It’s dangerous, she said. You don’t know these people. What they can do.
He felt both stymied by and grateful for this rare maternal outburst. In advance of the visit, he noticed that she began making concerted efforts to appear more presentable, especially since they didn’t know when their visits would happen; she started borrowing a comb from Michelle and bartering with Jackie for dabs of hair relaxer and conditioner here and there, despite the rise in her debt. She did her nails, moisturized her legs, and at the depot bought a somewhat tight secondhand shirt that she kept special for the visit and did not wear in the fields; in collegiate lettering across the front it said OHIO STATE.
When Jackie ushered Eddie and Darlene out of the barracks to Sextus’s idling Ford pickup, the first thing Eddie did was confess that his mother had insisted on coming with him.
As they approached the driver’s side, Sextus exclaimed, You some kinda mama’s boy, eh?
Sextus’s mocking tone made Eddie halt in the rocky dust.
No, he replied.
Darlene smiled at the boss without opening her mouth. She slapped Eddie on the shoulder. Yes, she said.
I thought you was too old for that.
Yes, sir, but—
Sextus laughed again in that way that made Eddie feel as if everybody else was in on the same joke. Or the same lie. The big boss’s eyes traveled down to Darlene’s boots and back up; he kicked the passenger-side door open with his right foot and said, Ohio State! very loudly, with exaggerated articulation.
Eddie had never seen anything as spectacular as Summerton. The place had a grandeur that went deep beneath the surface—not a showy type of class, but an elegance so lived-in that it didn’t need to prove anything; the tarnished beauty of an important historic monument, say, like an early president’s home where they hadn’t replaced the silver since the great man was alive, but they polished it every afternoon.

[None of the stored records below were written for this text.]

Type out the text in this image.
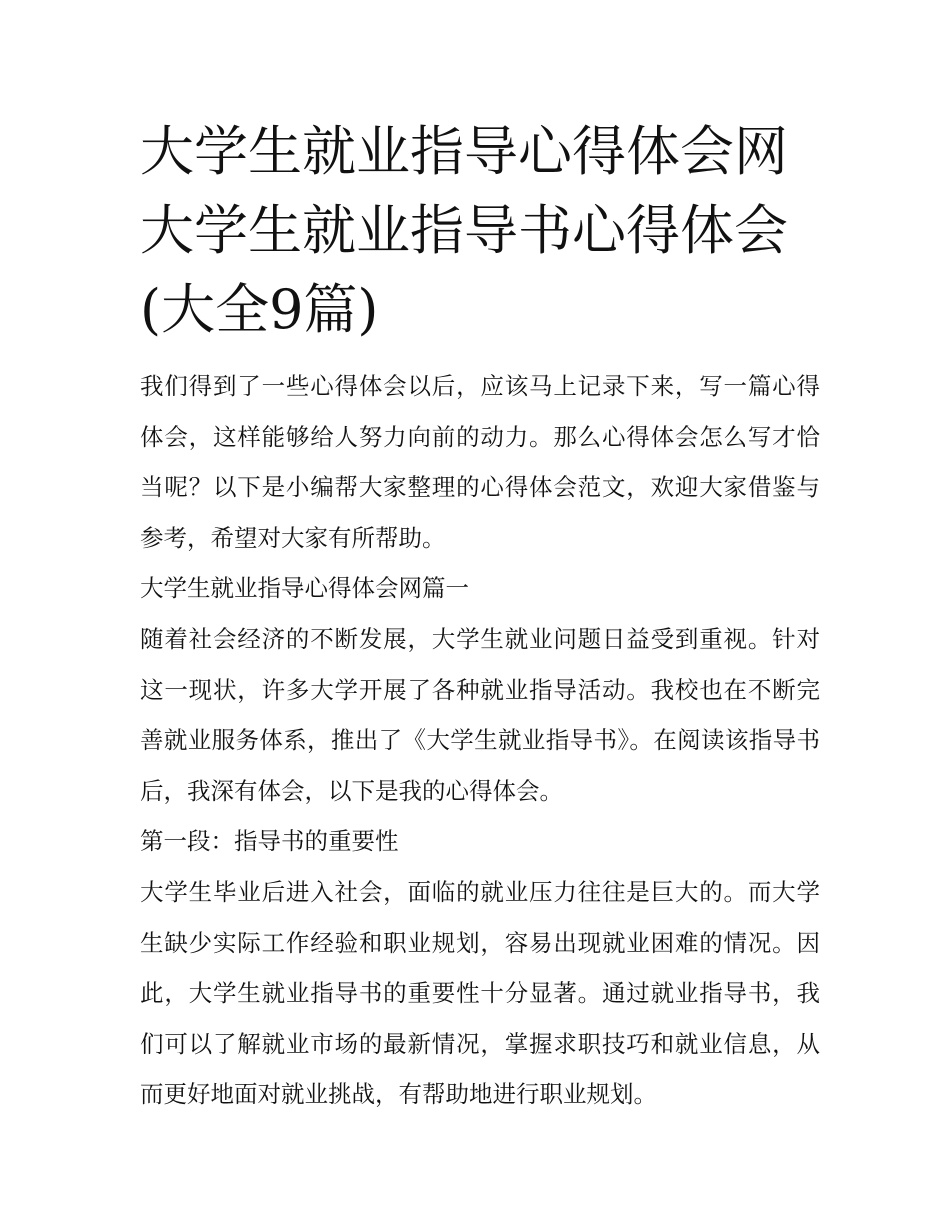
大学生就业指导心得体会网 大学生就业指导书心得体会(大全9篇)

我们得到了一些心得体会以后，应该马上记录下来，写一篇心得体会，这样能够给人努力向前的动力。那么心得体会怎么写才恰当呢？以下是小编帮大家整理的心得体会范文，欢迎大家借鉴与参考，希望对大家有所帮助。

大学生就业指导心得体会网篇一

随着社会经济的不断发展，大学生就业问题日益受到重视。针对这一现状，许多大学开展了各种就业指导活动。我校也在不断完善就业服务体系，推出了《大学生就业指导书》。在阅读该指导书后，我深有体会，以下是我的心得体会。

第一段：指导书的重要性

大学生毕业后进入社会，面临的就业压力往往是巨大的。而大学生缺少实际工作经验和职业规划，容易出现就业困难的情况。因此，大学生就业指导书的重要性十分显著。通过就业指导书，我们可以了解就业市场的最新情况，掌握求职技巧和就业信息，从而更好地面对就业挑战，有帮助地进行职业规划。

It looks like the house on the nickel, Eddie said as the pickup trundled down the dirt toward the mansion.
Who gave you a nickel? Sextus asked. He seemed immediately to intuit Eddie’s fascination with the place, and after he jumped out of the truck and checked with the gardener to make sure that they wouldn’t cross paths with Elmunda, his unhealthy wife, they walked around the building and entered through the kitchen. Sextus gripped the spot between Eddie’s neck and shoulder a little too hard and leaned down to his right ear, promising at least a partial tour. The one rule is, don’t touch a goddamn thing lessen I say, he whispered. Then he raised his voice. That goes for your mama too!

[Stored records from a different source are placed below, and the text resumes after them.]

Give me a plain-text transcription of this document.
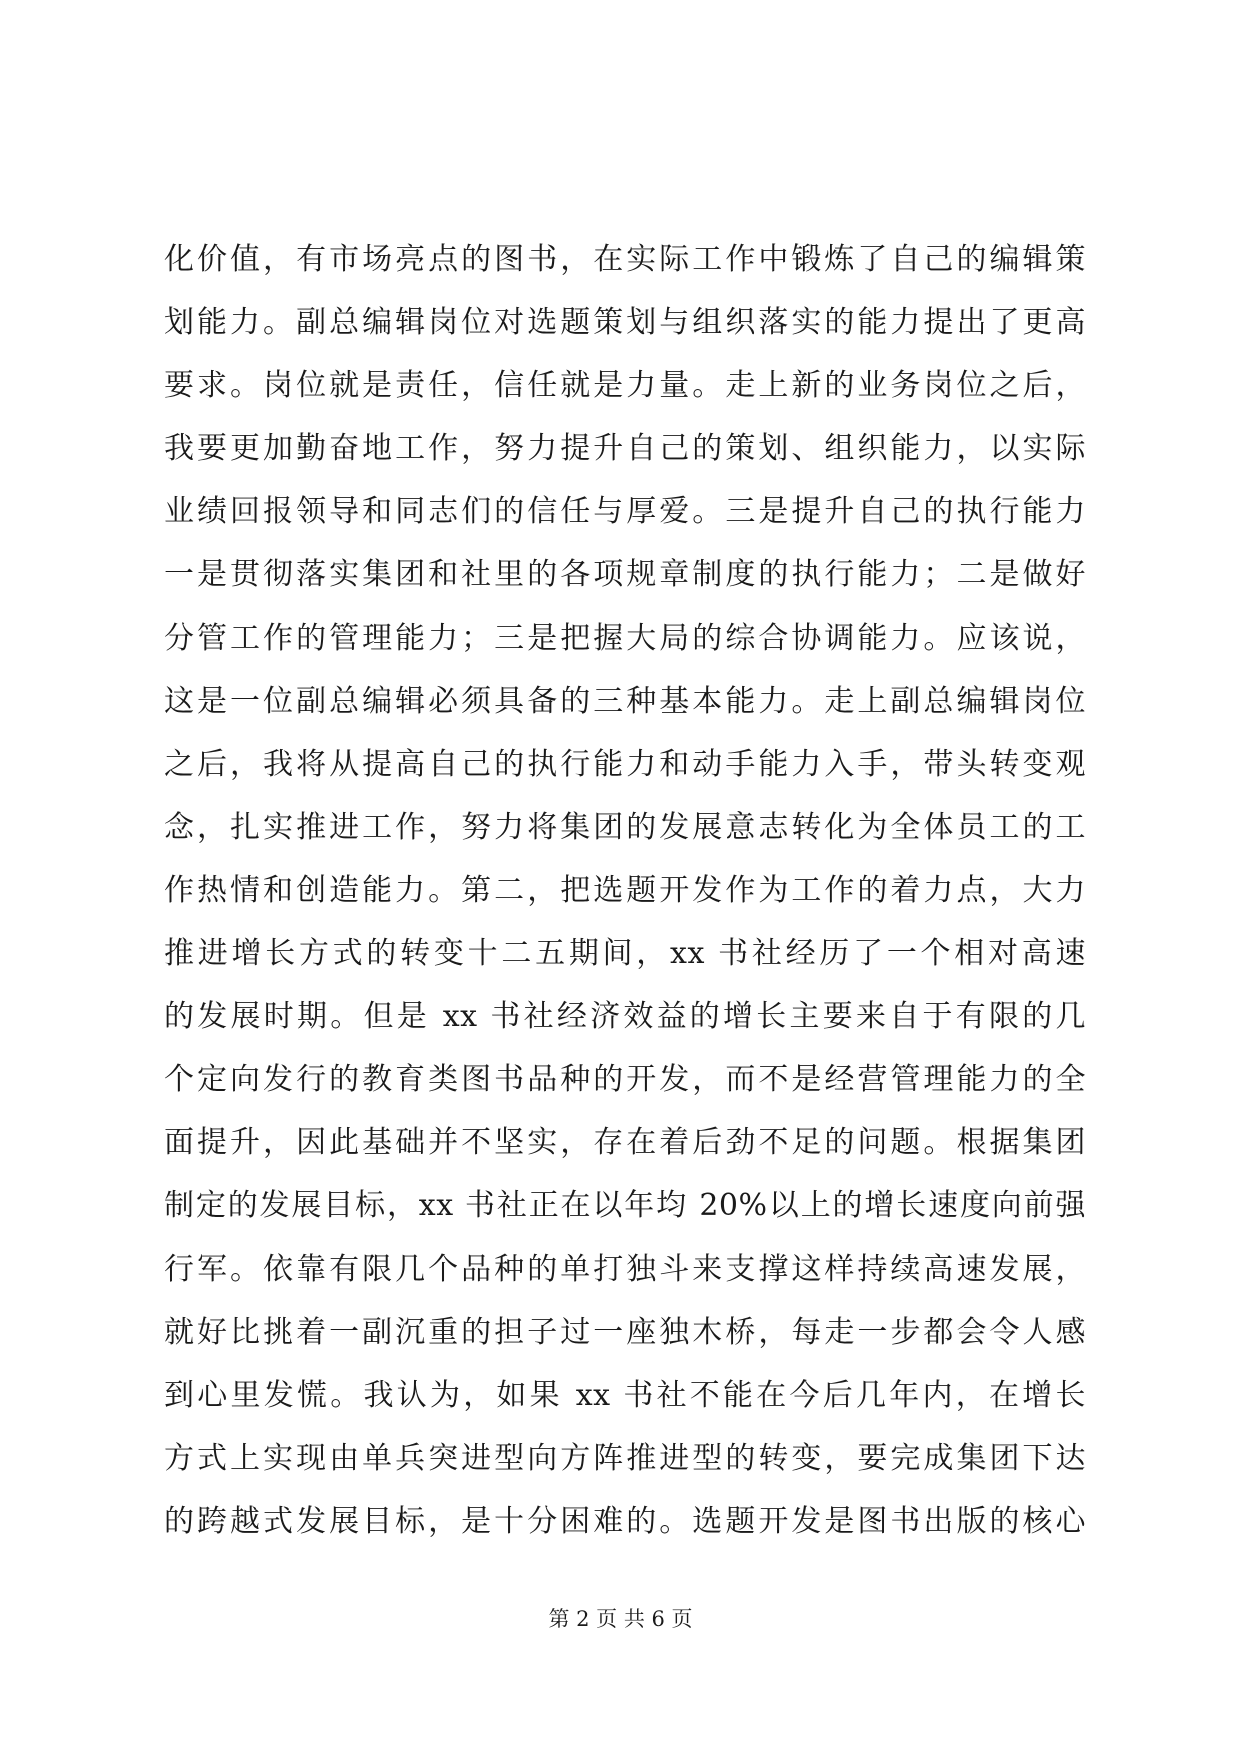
化价值，有市场亮点的图书，在实际工作中锻炼了自己的编辑策
划能力。副总编辑岗位对选题策划与组织落实的能力提出了更高
要求。岗位就是责任，信任就是力量。走上新的业务岗位之后，
我要更加勤奋地工作，努力提升自己的策划、组织能力，以实际
业绩回报领导和同志们的信任与厚爱。三是提升自己的执行能力
一是贯彻落实集团和社里的各项规章制度的执行能力；二是做好
分管工作的管理能力；三是把握大局的综合协调能力。应该说，
这是一位副总编辑必须具备的三种基本能力。走上副总编辑岗位
之后，我将从提高自己的执行能力和动手能力入手，带头转变观
念，扎实推进工作，努力将集团的发展意志转化为全体员工的工
作热情和创造能力。第二，把选题开发作为工作的着力点，大力
推进增长方式的转变十二五期间，xx 书社经历了一个相对高速
的发展时期。但是 xx 书社经济效益的增长主要来自于有限的几
个定向发行的教育类图书品种的开发，而不是经营管理能力的全
面提升，因此基础并不坚实，存在着后劲不足的问题。根据集团
制定的发展目标，xx 书社正在以年均 20%以上的增长速度向前强
行军。依靠有限几个品种的单打独斗来支撑这样持续高速发展，
就好比挑着一副沉重的担子过一座独木桥，每走一步都会令人感
到心里发慌。我认为，如果 xx 书社不能在今后几年内，在增长
方式上实现由单兵突进型向方阵推进型的转变，要完成集团下达
的跨越式发展目标，是十分困难的。选题开发是图书出版的核心
第 2 页 共 6 页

Inside, the temperature dropped and the air became faintly damp, which helped give the place its historical mood. The sheer number and disorganization of the heirlooms filling the various spaces hinted at how the Fusiliers’ wealth and influence spiraled far back beyond the memory of anybody alive. In the parlor, dozens of brown photographs of groups of white men with mustaches holding shotguns shared chunky mahogany tables with portraits and cameos of immaculately dressed white Southern ladies, and mixed in with those were groups of more modern photos—a cube of Kodachromes showing white kids at a swimming hole; metal frames surrounding snapshots of Elmunda and an extravagant wedding photo taken during some outsize ball, with Sextus and Elmunda gently directing forkfuls of yellow cake into each other’s mouths. All of these artifacts sprawled haphazardly over faded tapestries and complicated wings of lace.
The library housed an uncountable number of identical dusty leather-bound volumes that looked as if no one had touched them since they arrived at the house, in 1837 or whenever, and a disintegrating old-fashioned globe on which somebody appeared to Eddie to have drawn by hand the right half of America, given up after Louisiana, and started scribbling. The bathtubs had claws on their feet; Eddie imagined them breaking into a lumbering, confused run if anybody had the audacity to scald them with hot water. Darlene hesitated in the bathroom and ran both her hands slowly across the porcelain with a look of ecstasy on her face.
Some of the fixtures didn’t seem quite as old as the others, and one room remained empty except for several large pieces of canvas spread out on the floor, a few cans, and some trays crusted with dry paint. The room had an unfinished coat of pink paint all over the walls. Sextus explained that they were in the process of very gradually renovating Summerton, and that they were expecting a child (both of which were reasons why Elmunda would have had a conniption if she’d heard about the tour). She ain’t well, he explained. She had a progressive intestinal disease, but she read somewhere that she could still have a child, and had insisted on doing so before she lost the ability. It’s gonna be a boy, Sextus said, and when Eddie asked how they knew, he explained that the doctor had told them, they had this new way of finding out.
It’s called sonofa-something, he said. They grease up your wife, point a magic wand at her belly, and then tell you where your boy’s going to college. But I already started painting the room pink because before the medical thing, Elmunda made me dangle her wedding ring over her belly and it went in a circular motion and that means a girl. She also said she had a hankering for sweets. Goes to show you! But I ain’t finna repaint nothing I done painted already. Hell, I don’t even care if pink walls make him a queer.